One model isn't right for everything. Cheap-and-fast for simple queries (classification, extraction, simple Q&A); medium for code generation and reasoning; expensive for the hardest queries. A simple classifier (or small LLM) routes incoming queries; saves 5-20x on cost without sacrificing quality.

The router's role. Receives query; classifies as easy/medium/hard; routes to the appropriate model. The router itself can be a Haiku-class call ($0.001/query) deciding which downstream model to use ($0.01-$1/query). The router's cost is negligible vs the savings it produces.

The classification. Simple classifier: keywords, length, structure suggest difficulty. ML classifier: trained on labeled examples of "this query was easy/hard for the small model". The trained classifier is more accurate; takes engineering investment to build.

The fallback pattern. Try the cheap model; if confidence is low, escalate to the more expensive one. The cheap model handles the easy cases; expensive model only handles the hard cases. Implementation: confidence-based routing rather than upfront classification.

The savings. Workloads with mixed difficulty often save 5-10x with routing. The unmix is the source of waste; the router unmixes by sending each query to the right model. Production at scale always has routing; small projects often skip it and overspend.

The cost audit

Quarterly: pull last quarter's LLM spend; break it down by feature, query type, model. Find the top 3 cost drivers. Optimise those. Re-audit. Most teams that have been running LLM apps for a year discover 30-60% reducible cost in their first audit.

The audit methodology. Tag every API call with feature, environment, customer tier. Aggregate spend by tag. Sort by cost. The top items are where optimisation effort goes; lower items aren't worth the effort.

The first-audit surprises. Common findings: one feature using Opus for tasks Haiku could handle. One feature with 4x more retrieval context than needed. One internal debug tool calling production model in a loop. Each is a single fix; combined they often produce 50%+ savings.

The continuous-monitoring direction.

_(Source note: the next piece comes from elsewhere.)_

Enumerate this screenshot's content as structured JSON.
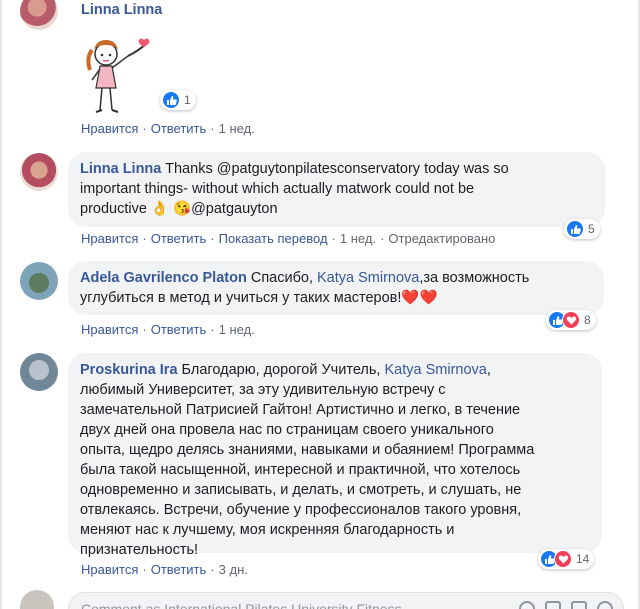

After the first audit, build dashboards that surface cost spikes early. New features that suddenly cost 10x. Old features that grew quietly. Automated alerts on cost growth catch problems before they're surprises.

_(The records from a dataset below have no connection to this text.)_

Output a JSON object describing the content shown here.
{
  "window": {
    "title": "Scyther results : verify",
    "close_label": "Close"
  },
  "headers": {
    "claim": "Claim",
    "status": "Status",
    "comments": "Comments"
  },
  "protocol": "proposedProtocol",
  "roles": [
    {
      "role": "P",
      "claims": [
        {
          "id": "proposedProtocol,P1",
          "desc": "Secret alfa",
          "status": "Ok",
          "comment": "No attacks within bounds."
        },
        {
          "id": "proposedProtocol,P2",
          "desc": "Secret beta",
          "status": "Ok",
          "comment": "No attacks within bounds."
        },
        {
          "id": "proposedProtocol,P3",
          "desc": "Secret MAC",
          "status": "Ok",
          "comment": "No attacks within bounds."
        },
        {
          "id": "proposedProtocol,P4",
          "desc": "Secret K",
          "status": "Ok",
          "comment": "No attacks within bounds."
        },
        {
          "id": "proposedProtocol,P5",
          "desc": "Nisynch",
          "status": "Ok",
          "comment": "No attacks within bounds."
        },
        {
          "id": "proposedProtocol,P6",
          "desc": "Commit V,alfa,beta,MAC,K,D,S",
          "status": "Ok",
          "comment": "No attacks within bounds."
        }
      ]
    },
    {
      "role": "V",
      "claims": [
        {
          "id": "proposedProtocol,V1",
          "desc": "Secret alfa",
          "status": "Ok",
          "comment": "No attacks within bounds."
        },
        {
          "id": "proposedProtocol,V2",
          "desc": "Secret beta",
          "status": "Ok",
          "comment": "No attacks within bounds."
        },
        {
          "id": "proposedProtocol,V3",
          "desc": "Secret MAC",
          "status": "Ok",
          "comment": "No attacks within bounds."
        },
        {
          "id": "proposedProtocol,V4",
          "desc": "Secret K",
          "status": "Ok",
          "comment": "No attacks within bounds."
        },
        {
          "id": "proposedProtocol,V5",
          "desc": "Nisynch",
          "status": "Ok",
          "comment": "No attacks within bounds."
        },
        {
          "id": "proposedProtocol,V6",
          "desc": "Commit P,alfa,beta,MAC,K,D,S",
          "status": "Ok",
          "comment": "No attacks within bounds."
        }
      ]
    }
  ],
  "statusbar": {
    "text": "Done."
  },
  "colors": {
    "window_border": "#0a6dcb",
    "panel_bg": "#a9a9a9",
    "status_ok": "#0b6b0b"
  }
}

The cost-aware development culture. Engineers who see their feature's cost make different decisions. Per-feature cost dashboards visible to engineers; cost reviews part of feature launches. Cultural change takes time but compounds.

Common antipatterns

Defaulting to the most capable model. Cost without proportional benefit on easy tasks. Match model to task difficulty.

Skipping prompt caching. Free 5-10x discount left on the table. Always cache stable prompt prefixes.

No max-tokens caps. Runaway generation occasionally bills $100 for a query that should cost $0.10.

Cost monitoring at the project level only. Need per-feature, per-customer attribution to find optimisation targets.

What to do this week

Three moves. (1) Run a one-day cost audit. Pull spend by feature; sort. The top 3 features are where to optimise. (2) Add prompt caching to your highest-volume API. The benefit is immediate; the work is hours. (3) Cap max_tokens on every call. Pick a reasonable cap based on the task; document why. The cap is your seatbelt against runaway costs.